Niara Sudarkasa, born Gloria Albertha Marshall, was an accomplished scholar, educator, and cultural anthropologist. She was born on August 14, 1938, in Fort Lauderdale, Florida, to Rowena Marshall. Her mother and maternal grandparents, a farmer and a housewife, who migrated from the Bahamas, raised her and her three brothers, George Jr., Ralph, and Reese. Sudarkasa married John L. Clark, director of physical facilities at Lincoln University, and the couple had a son, Michael Sudarkasa.
Sudarkasa excelled at Dillard High School in Fort Lauderdale before she entered an early-admissions program at Fisk University at age 14. In 1957, she transferred to Oberlin College, where she earned a double Bachelor of Arts degree in anthropology and English. Sudarkasa earned a Master of Arts (1959) and a Ph.D. (1961) in anthropology from Columbia University. She then spent six months studying the Yoruba language and culture at the School of Oriental and African Studies in London. At the beginning of her twenty-one months of fieldwork, she studied at the University of Ibadan before moving to Awe, a rural town, where she studied the impact of Yoruba women’s economic activities on their gender roles within the family.
Sudarkasa traveled to twenty-seven African countries while researching in West Africa, the Caribbean, and the United States. Her research interests included West African trade and migration, development, and the roles of African women. Her extended family upbringing likely fueled her interest in extended families in the African diaspora.
At Columbia University, she became the university’s first African American woman teacher while completing her Ph.D. in anthropology. In 1964, she was appointed assistant professor of anthropology, becoming the first African American woman to hold that position at New York University. In 1967, the University of Michigan, Ann Arbor, appointed her professor of anthropology, and she became the first tenured African American professor in 1969. During this time, she adopted “Sudarkasa” as her African surname, and Niara, a derivative of the Swahili word Nia meaning “high purpose,” as her first name.

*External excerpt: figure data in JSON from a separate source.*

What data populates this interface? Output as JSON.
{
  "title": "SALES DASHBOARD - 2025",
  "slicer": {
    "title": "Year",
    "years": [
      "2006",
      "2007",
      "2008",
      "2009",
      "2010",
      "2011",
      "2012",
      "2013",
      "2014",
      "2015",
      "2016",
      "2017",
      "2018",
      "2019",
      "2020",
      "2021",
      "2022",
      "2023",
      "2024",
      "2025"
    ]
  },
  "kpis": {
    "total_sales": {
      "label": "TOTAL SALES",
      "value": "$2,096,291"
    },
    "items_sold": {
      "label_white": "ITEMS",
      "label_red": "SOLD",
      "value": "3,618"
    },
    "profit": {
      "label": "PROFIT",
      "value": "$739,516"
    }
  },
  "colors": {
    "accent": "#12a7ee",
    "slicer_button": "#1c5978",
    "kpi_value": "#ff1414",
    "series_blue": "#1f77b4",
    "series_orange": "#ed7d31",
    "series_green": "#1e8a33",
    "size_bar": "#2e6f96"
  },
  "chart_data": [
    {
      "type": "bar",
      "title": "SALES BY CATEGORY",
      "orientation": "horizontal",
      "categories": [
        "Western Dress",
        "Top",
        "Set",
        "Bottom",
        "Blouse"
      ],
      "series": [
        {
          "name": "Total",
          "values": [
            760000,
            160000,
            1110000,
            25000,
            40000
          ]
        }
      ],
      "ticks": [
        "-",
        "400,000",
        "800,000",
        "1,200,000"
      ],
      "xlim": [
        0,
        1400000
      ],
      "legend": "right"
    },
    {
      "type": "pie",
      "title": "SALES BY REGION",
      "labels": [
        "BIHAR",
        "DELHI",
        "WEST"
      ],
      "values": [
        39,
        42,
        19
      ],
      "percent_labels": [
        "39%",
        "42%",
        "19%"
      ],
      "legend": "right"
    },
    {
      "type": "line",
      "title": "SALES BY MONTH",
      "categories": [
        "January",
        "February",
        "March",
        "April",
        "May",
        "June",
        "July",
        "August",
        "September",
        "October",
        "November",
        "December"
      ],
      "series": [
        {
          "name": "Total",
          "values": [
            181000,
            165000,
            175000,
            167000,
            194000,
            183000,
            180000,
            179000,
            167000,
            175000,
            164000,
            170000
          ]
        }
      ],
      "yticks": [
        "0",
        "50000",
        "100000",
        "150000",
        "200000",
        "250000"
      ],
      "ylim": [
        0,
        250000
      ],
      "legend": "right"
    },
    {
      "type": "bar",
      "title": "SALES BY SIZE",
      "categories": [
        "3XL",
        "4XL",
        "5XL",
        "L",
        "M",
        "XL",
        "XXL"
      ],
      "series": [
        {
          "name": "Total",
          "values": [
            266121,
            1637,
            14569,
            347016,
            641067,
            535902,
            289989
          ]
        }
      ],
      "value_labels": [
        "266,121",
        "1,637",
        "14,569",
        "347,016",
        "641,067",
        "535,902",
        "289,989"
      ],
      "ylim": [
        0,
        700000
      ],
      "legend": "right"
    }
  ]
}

In 1972, Sudarkasa became the youngest scholar elected to the executive board of the American Anthropological Association. In 1981, she was the first African American woman director of the Center for Afroamerican and African Studies at the University of Michigan and served as associate vice-president of academic affairs. In 1986, Sudarkasa left Michigan to be the eleventh and the first woman to serve as president of Lincoln University in Pennsylvania. She retired from the presidency in 1998.
Sudarkasa served as Distinguished Scholar in Residence at the African American Research Library and Cultural Center in Fort Lauderdale. Other memberships included the African Studies Association, the Association of Black Anthropologists, and the American Association for Higher Education. Sudarkasa authored numerous publications, including The Strength of Our Mothers: African And African American Women in Families; Where Women Work: Yoruba Traders in the Marketplace and in the Home; and Exploring the African American Experience.
In 2001, Sudarkasa became the first African American to be installed as a chief in the historic Ife Kingdom of the Yoruba of Nigeria. She was awarded thirteen honorary degrees throughout her career. On May 31, 2019, Niara Sudarkasa died in Fort Lauderdale, Florida after a long struggle with several chronic diseases. She was 80 at the time of her death.